Today I put on the finish. This is always a fun part because I get to see what the neck will look like when it is all done. I also put some finish on the pegs and tailpieces of both banjos.
It is necessary to keep the finish off of the part of the peg that fits into the peghead hole. So I masked off all of the peg shafts with masking tape.
If you look closely you can see that I have taped a thread to the end of each of the pegs. I used the threads to hang these parts up for finishing. That makes it easier to keep them clean while they dry.
When I went out to my banjo necks I found that they felt quite rough from the staining. I guess the water raised the grain of the wood more than I thought it would. I decided to try to smooth them out a bit before putting on the finish. Somebody told me that it is OK to sand the wood after it has been stained and it won't affect the color. So like an idiot I tried it by gently sanding the neck with some 220 grit paper. The color came off immediately where I sanded it. Shoot!
To make things worse I did my little experiment on the most visible part of the neck, the finger board. It looked horrible. I was stuck with staining the neck all over again. While I was at it, I added some stain to the finger board of the other neck as well just for the heck of it. Here is a photo of the necks drying.

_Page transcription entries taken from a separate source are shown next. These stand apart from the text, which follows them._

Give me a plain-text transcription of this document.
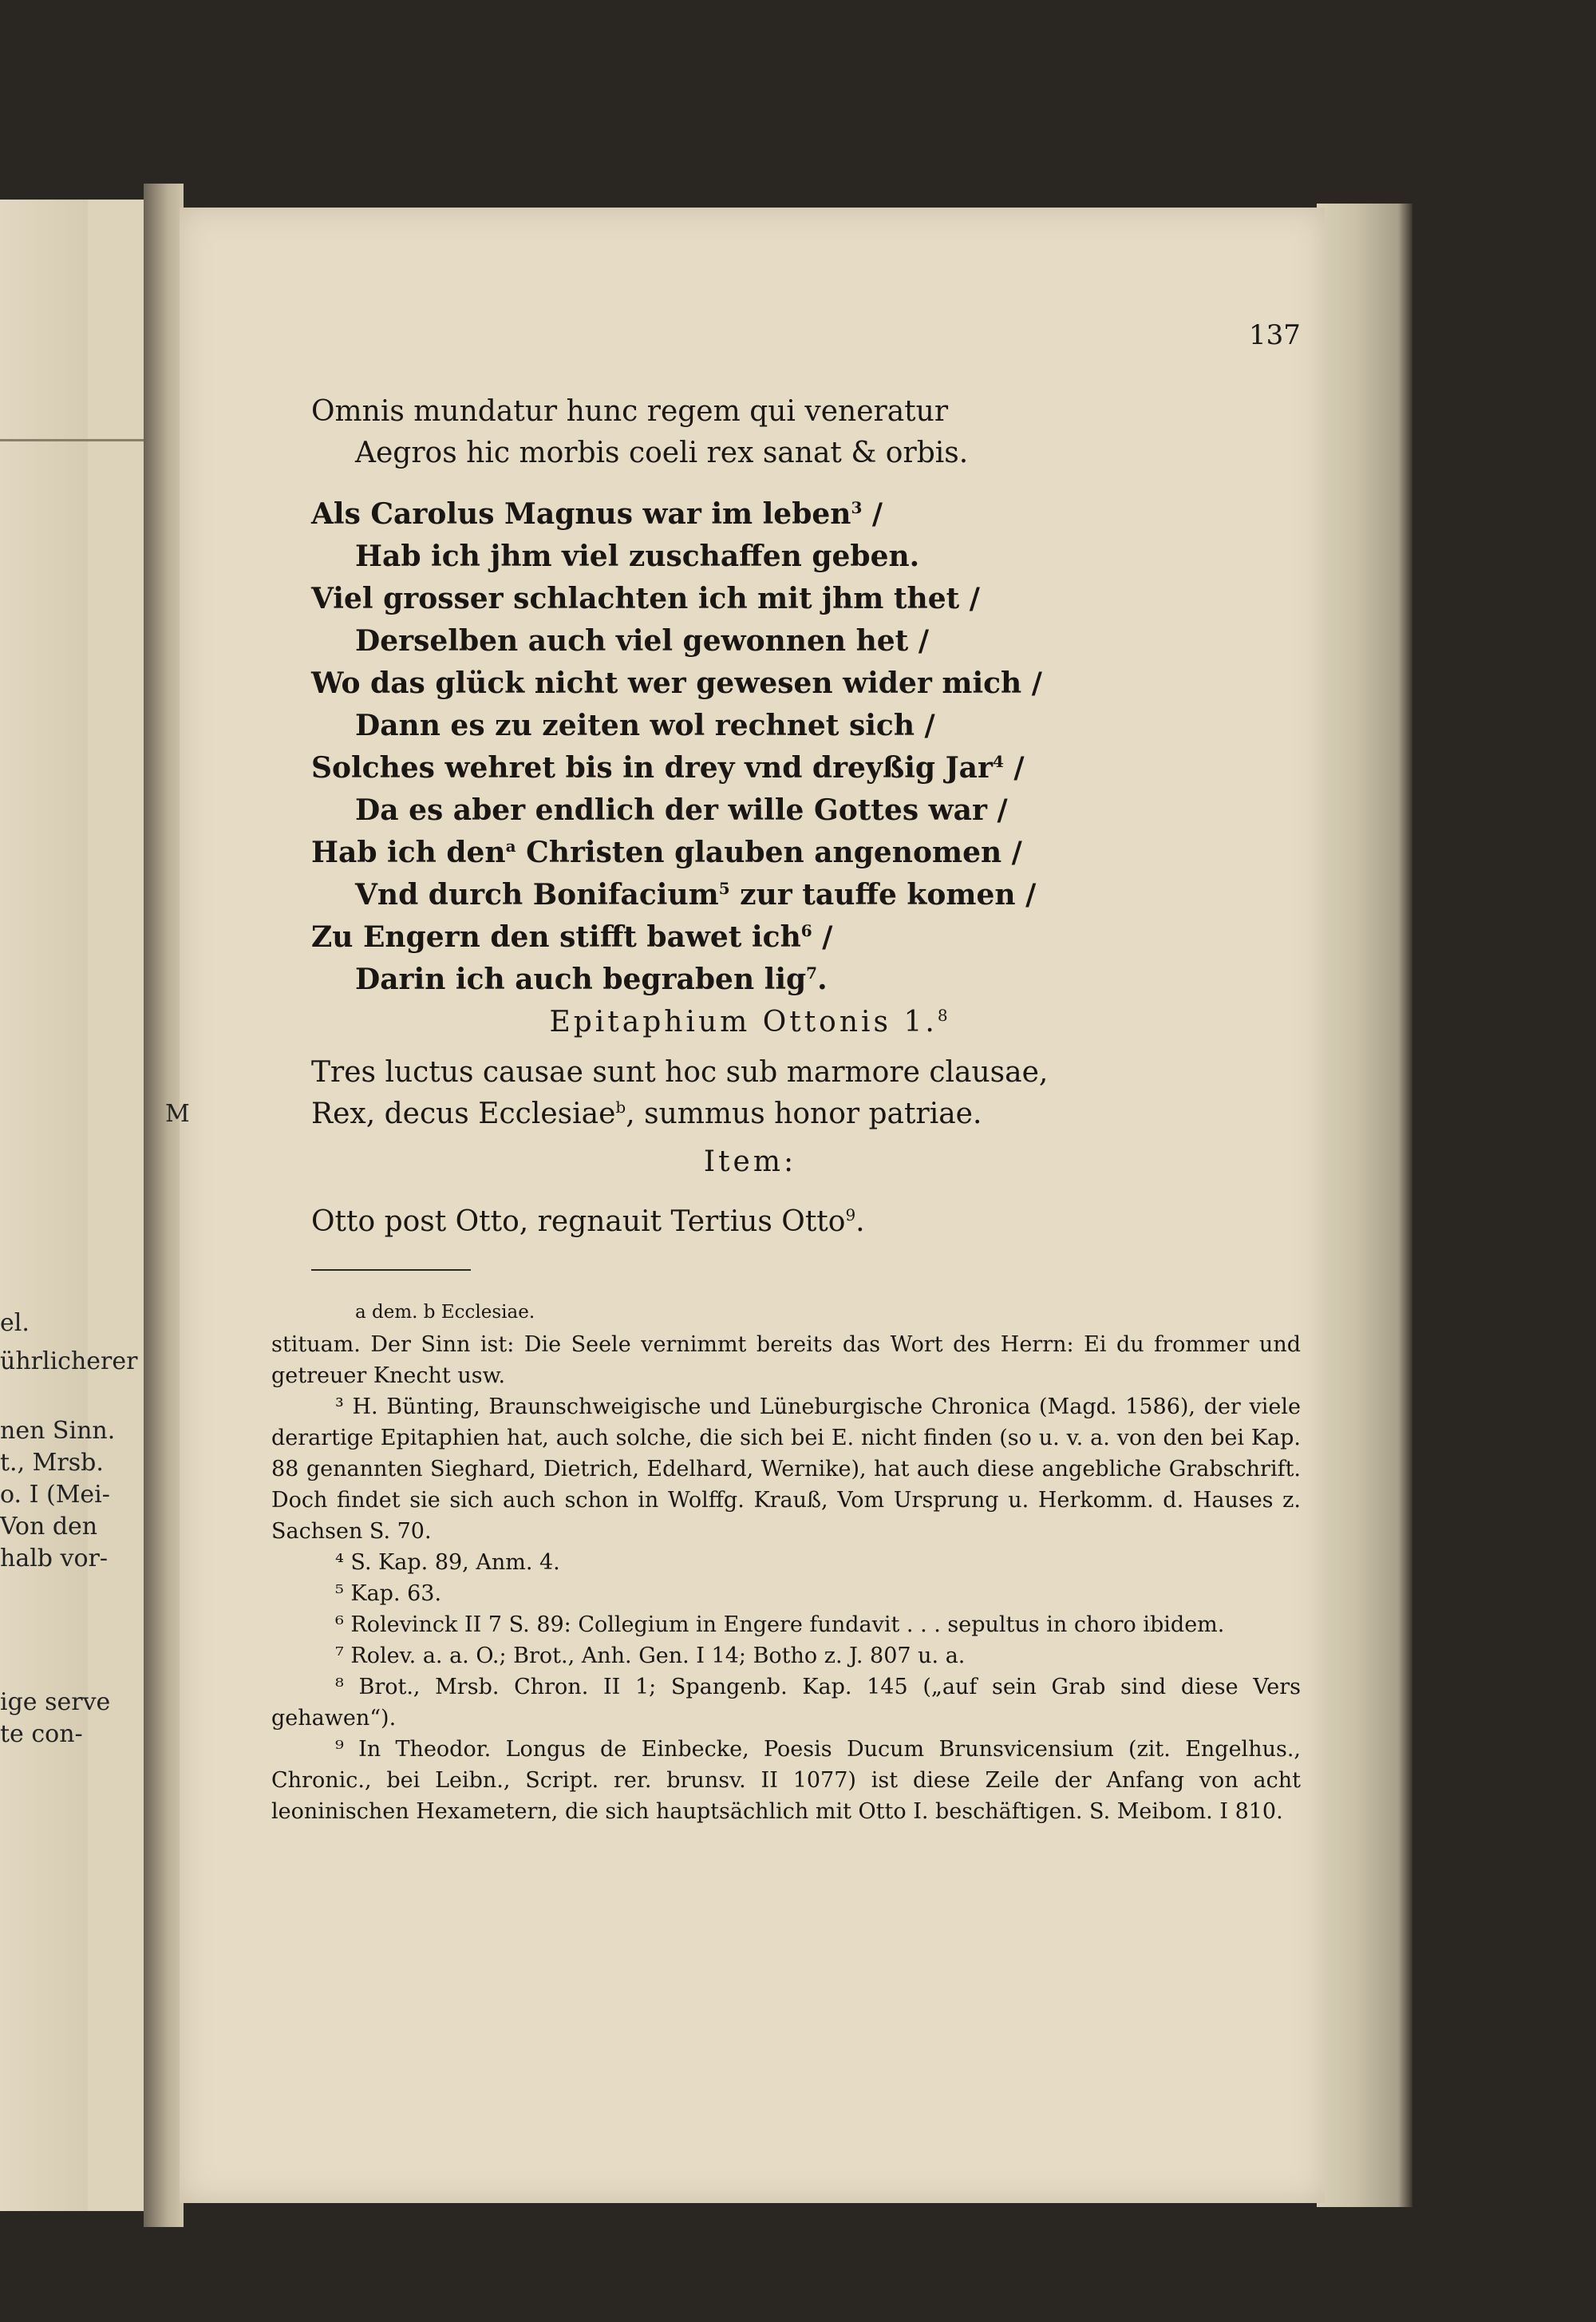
el.
ührlicherer
nen Sinn.
t., Mrsb.
o. I (Mei-
Von den
halb vor-
ige serve
te con-
137
Omnis mundatur hunc regem qui veneratur
Aegros hic morbis coeli rex sanat & orbis.
Als Carolus Magnus war im leben$^3$ /
Hab ich jhm viel zuschaffen geben.
Viel grosser schlachten ich mit jhm thet /
Derselben auch viel gewonnen het /
Wo das glück nicht wer gewesen wider mich /
Dann es zu zeiten wol rechnet sich /
Solches wehret bis in drey vnd dreyßig Jar$^4$ /
Da es aber endlich der wille Gottes war /
Hab ich den$^a$ Christen glauben angenomen /
Vnd durch Bonifacium$^5$ zur tauffe komen /
Zu Engern den stifft bawet ich$^6$ /
Darin ich auch begraben lig$^7$.
Epitaphium Ottonis 1.$^8$
Tres luctus causae sunt hoc sub marmore clausae,
Rex, decus Ecclesiae$^b$, summus honor patriae.
M
Item:
Otto post Otto, regnauit Tertius Otto$^9$.
a dem. b Ecclesiae.
stituam. Der Sinn ist: Die Seele vernimmt bereits das Wort des Herrn: Ei du frommer und getreuer Knecht usw.
³ H. Bünting, Braunschweigische und Lüneburgische Chronica (Magd. 1586), der viele derartige Epitaphien hat, auch solche, die sich bei E. nicht finden (so u. v. a. von den bei Kap. 88 genannten Sieghard, Dietrich, Edelhard, Wernike), hat auch diese angebliche Grabschrift. Doch findet sie sich auch schon in Wolffg. Krauß, Vom Ursprung u. Herkomm. d. Hauses z. Sachsen S. 70.
⁴ S. Kap. 89, Anm. 4.
⁵ Kap. 63.
⁶ Rolevinck II 7 S. 89: Collegium in Engere fundavit . . . sepultus in choro ibidem.
⁷ Rolev. a. a. O.; Brot., Anh. Gen. I 14; Botho z. J. 807 u. a.
⁸ Brot., Mrsb. Chron. II 1; Spangenb. Kap. 145 („auf sein Grab sind diese Vers gehawen“).
⁹ In Theodor. Longus de Einbecke, Poesis Ducum Brunsvicensium (zit. Engelhus., Chronic., bei Leibn., Script. rer. brunsv. II 1077) ist diese Zeile der Anfang von acht leoninischen Hexametern, die sich hauptsächlich mit Otto I. beschäftigen. S. Meibom. I 810.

Of course, I then had to wait for the necks to dry before I could add the finish. I also had to deal with the fact that the new staining had raised the grain again. While the necks were drying I remembered an old trick from back when I was finishing wood using tung oil. The last step of the process was to buff the wood with a rough cloth. It is just abrasive enough to put a sheen on the wood. As soon as the necks were dry I tried it.
That seems to have worked. The wood feels smoother. So I openend the finish and wiped it onto the necks according to the directions on the bottle. I finished the wood parts using Tru-Oil®*, which is a gun stock oil made by Birchwood Casey. It is a reformulated linseed oil with driers in it to make it dry fast and hard. It makes a nice finish on a banjo neck with the least fuss and mess. Here are both necks after putting one coat of oil on them.
I also put a coat of oil on the small parts such as the pegs and the tailpieces. Here they are hanging over the workbench.
Once the first coat of finish was dry, I buffed the necks down with my cloth and put on a second coat.
Here they are after the second coat.
At this point the finish was feeling pretty rough. Maybe it got some dust in it from being outside. The rough cloth would not smooth it out any more so I got out some more agressive material - steel wool.
That is 0000 steel wool. It smoothed the finish out quite well, and it did not change the color of the neck - probably because there is some finish on it now.
That's it. I put three coats of finish on all the parts and then ran out of time. It takes a minimum of two hours for the Tru-Oil to dry between coats, so even though I spent all day doing this, most of the time was spent waiting for the finish to dry. I will say that I spent about 3 hours of actual work on it, about one hour per coat. I need to put more coats of finish on the parts in order to get the sheen that I want, but I will have to do that some other day.
The necks are looking pretty good now. The color is nice, and some figure is coming out on the new neck. It is not as spectacular as the figure in the older neck, but it looks nice.*I have no business relationship with Birchwood Casey other than as a customer.